Мороз крепко щелкнул под утро. Трава сделалась белой и захрустела под ногами, ломаясь, как стеклянная. Карбышев побывал в Перекопе, на Турецком валу и в Армянском базаре, объехал верхом все межозерные дефиле на юшунских позициях и, наконец, к вечеру разыскал Юханцева. О комиссаре говорили: герой. Не знай Карбышев Юханцева, он, может быть, и не очень прислушался бы. Из общегеройского духа войны рождается множество отдельных геройских репутаций, — дело известное. И коль скоро нет другого, более подходящего слова, в легенду входит это — «герой». Но Карбышев давно и хорошо знал Юханцева и не сомневался, что своих подлинных героев гражданская война выбирает именно из таких, как он.

И вот Карбышев сидит в блиндаже у старого знакомого и ведет с ним долгий дружный разговор. Юханцев уже рассказал о многом из того непосредственно-близкого, рядом совершившегося, чему он был прямым свидетелем и в чем сам лично участвовал. Рассказал и про историю с шинелью на проволоке, упирая больше на случайный характер факта: перебило руку, шинель мешала, бросил, не глядя; а что из того вышло, так это уж само собой, без него. Вспомнил о Романюте — как и почему вступил после Каховки в партию и как под Юшунью орудовал штурмовыми группами. О себе — скупо, о Романюте — щедро, обстоятельно и подробно.
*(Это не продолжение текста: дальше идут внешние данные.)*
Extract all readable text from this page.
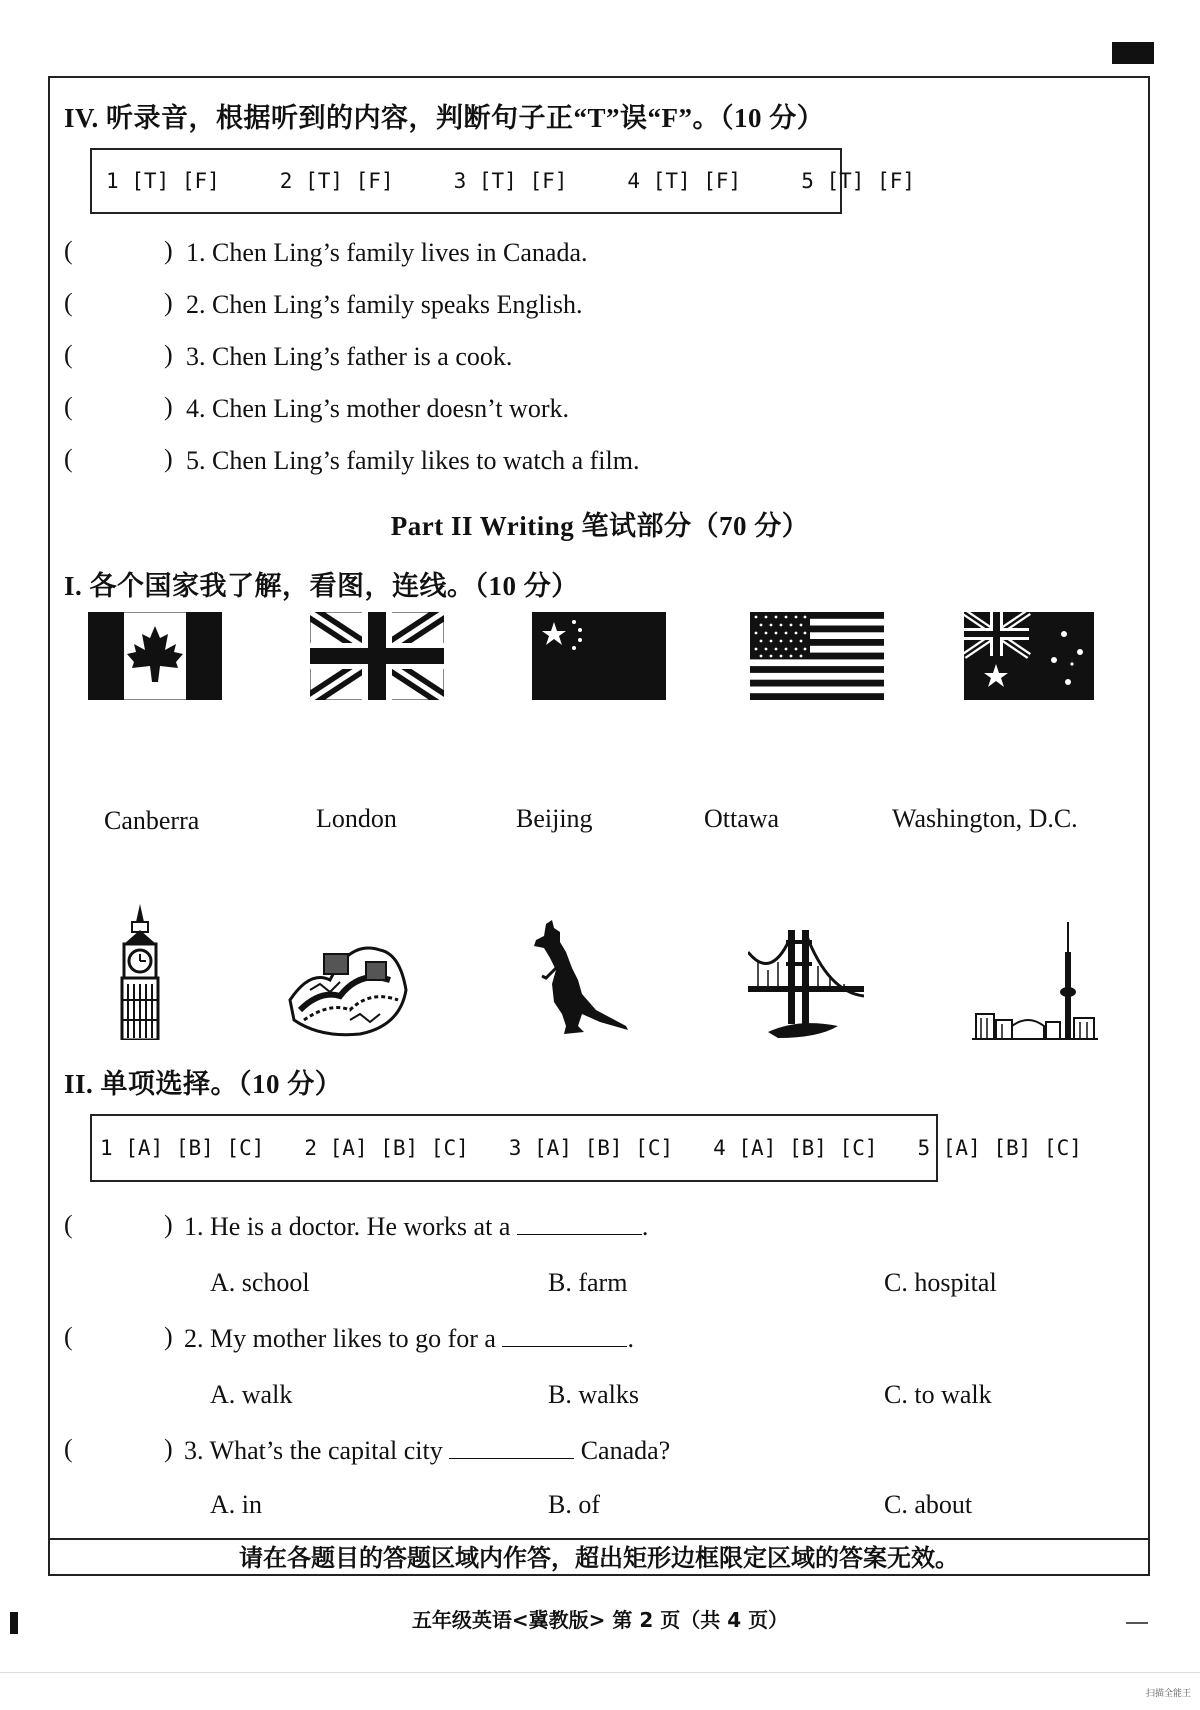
IV. 听录音，根据听到的内容，判断句子正“T”误“F”。（10 分）
1 [T] [F]	2 [T] [F]	3 [T] [F]	4 [T] [F]	5 [T] [F]
(	) 1. Chen Ling’s family lives in Canada.
(	) 2. Chen Ling’s family speaks English.
(	) 3. Chen Ling’s father is a cook.
(	) 4. Chen Ling’s mother doesn’t work.
(	) 5. Chen Ling’s family likes to watch a film.
Part II Writing 笔试部分（70 分）
I. 各个国家我了解，看图，连线。（10 分）
Canberra	London	Beijing	Ottawa	Washington, D.C.
II. 单项选择。（10 分）
1 [A] [B] [C] 2 [A] [B] [C] 3 [A] [B] [C] 4 [A] [B] [C] 5 [A] [B] [C]
(	) 1. He is a doctor. He works at a	.
A. school	B. farm	C. hospital
(	) 2. My mother likes to go for a	.
A. walk	B. walks	C. to walk
(	) 3. What’s the capital city	Canada?
A. in	B. of	C. about
请在各题目的答题区域内作答，超出矩形边框限定区域的答案无效。
五年级英语<冀教版> 第 2 页（共 4 页）
扫描全能王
— Но мы, Дмитрий Михайлович, люди маленькие, многого не знаем, не видим. А ты…

Да, конечно, Карбышев и видел и знал гораздо больше. Прежде всего он знал о том, что вчера произошло на Чонгаре. Удивительно, как умеет Фрунзе влиять на людей! «Прибрать к рукам» — не то слово. Здесь — нечто другое, неизмеримо большее и значительное. «Восстань, пророк, и виждь и внемли, исполнись волею моей…» Здесь и вдохновение, и порыв, и сила. Даже Лабунский… Все говорят, что поработал вчера на славу. Саперы до последней минуты ладили переправу, таскали бревна через насыпь, крепили их скобами, отводили от берега в пролив. Сиваш на Чонгаре непереходим ни вплавь, ни вброд. Работали под прожекторами, под ураганом из шрапнели, снарядов и пулеметных очередей. Фрунзе приехал, поглядел, одобрил и в какой-то из ударных частей обмолвился, будто невзначай: «А ведь пятьдесят первая дивизия взяла Перекоп…» И тогда загудело по полкам тридцатой: «Да чем мы-то хуже пятьдесят первой?» — «Смотри, ребя, скоро пятьдесят первая лодки за нами сюда с того берега пришлет. Милости просим, гости дорогие!» — «Эх, так-рас-так! Пора и нам на беляка в штыки ходить». — «Можно, конечно, коли насморка не боишься…» В полночь началась переправа. Фрунзе сам вел полки. Артиллерия переносила огонь с рубежа на рубеж. Первым переправился Малышевский полк…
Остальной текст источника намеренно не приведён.